Thursday, August 31, 2017

Research Says VA Hospital Is Obstructing Research into Marijuana's Effects on PTSD

A major study about marijuana's effects on treating post-traumatic stress disorder (PTSD) began last February, but so far it's been difficult to make any conclusions. And the reason is obstruction from Veterans Affairs' hospitals.
Arizona psychiatrist Sue Sisley has been trying to study marijuana's ability to help those suffering with PTSD since 2009. After finally getting approval to begin in February, she's been able to enroll 25 subjects. But Sisley says she needs at least 76 people in the study to make any reasonable conclusions, but the Phoenix VA hospital is not cooperating.
"Despite our best efforts to work with the Phoenix VA hospital and share information about the study," Sisley writes in a letter to Secretary of Veterans Affairs David Shulkin, "they have been unwilling to assist by providing information to their patients and medical staff about a federally legal clinical trial happening right in their backyard that is of crucial importance to the veteran community."
She says if the current rate of recruitment continues, the study will not finish within the timeframe required by the $2.2 million grant she received from the Colorado Department of Public Health and Environment.

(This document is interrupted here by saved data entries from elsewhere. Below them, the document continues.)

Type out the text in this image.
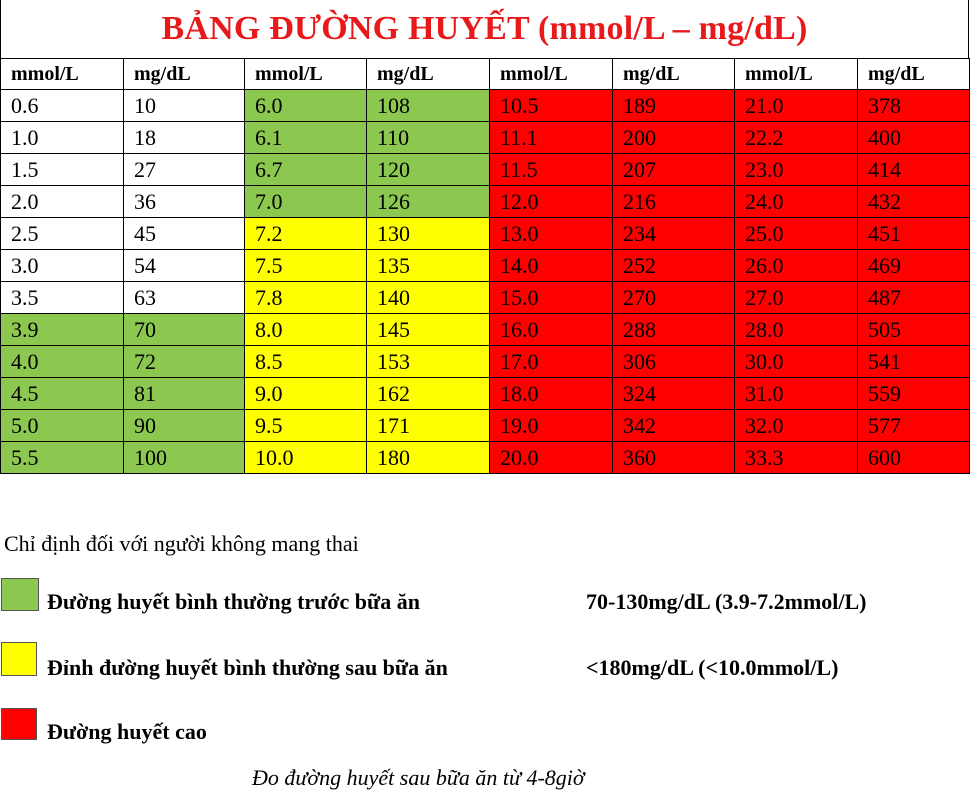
BẢNG ĐƯỜNG HUYẾT (mmol/L – mg/dL)
mmol/L	mg/dL	mmol/L	mg/dL	mmol/L	mg/dL	mmol/L	mg/dL
0.6	10	6.0	108	10.5	189	21.0	378
1.0	18	6.1	110	11.1	200	22.2	400
1.5	27	6.7	120	11.5	207	23.0	414
2.0	36	7.0	126	12.0	216	24.0	432
2.5	45	7.2	130	13.0	234	25.0	451
3.0	54	7.5	135	14.0	252	26.0	469
3.5	63	7.8	140	15.0	270	27.0	487
3.9	70	8.0	145	16.0	288	28.0	505
4.0	72	8.5	153	17.0	306	30.0	541
4.5	81	9.0	162	18.0	324	31.0	559
5.0	90	9.5	171	19.0	342	32.0	577
5.5	100	10.0	180	20.0	360	33.3	600
Chỉ định đối với người không mang thai
Đường huyết bình thường trước bữa ăn	70-130mg/dL (3.9-7.2mmol/L)
Đỉnh đường huyết bình thường sau bữa ăn	<180mg/dL (<10.0mmol/L)
Đường huyết cao
Đo đường huyết sau bữa ăn từ 4-8giờ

The hospital points out that marijuana is still illegal at the federal level, and they cannot recommend their patients to engage in illegal activity. Sisley's reaching out directly to Shulkin to intervene and allow her to actively recruit at the hospital for her study.
The Department of Veterans Affairs has a complicated relationship with medical marijuana. Despite substantial evidence that cannabis can treat many afflictions and conditions suffered by veterans, VA hospitals and doctors are barred from prescribing marijuana even in states where it's legal. 
Many veterans' organizations, including the American Legion, have openly called on the Department to allow VA doctors to prescribe marijuana. And Shulkin himself has previously expressed some openness to allowing veterans to use medicinal cannabis.
But it looks like until the federal government wises up and makes marijuana legal, veterans will continue to have restricted access to all their medical options.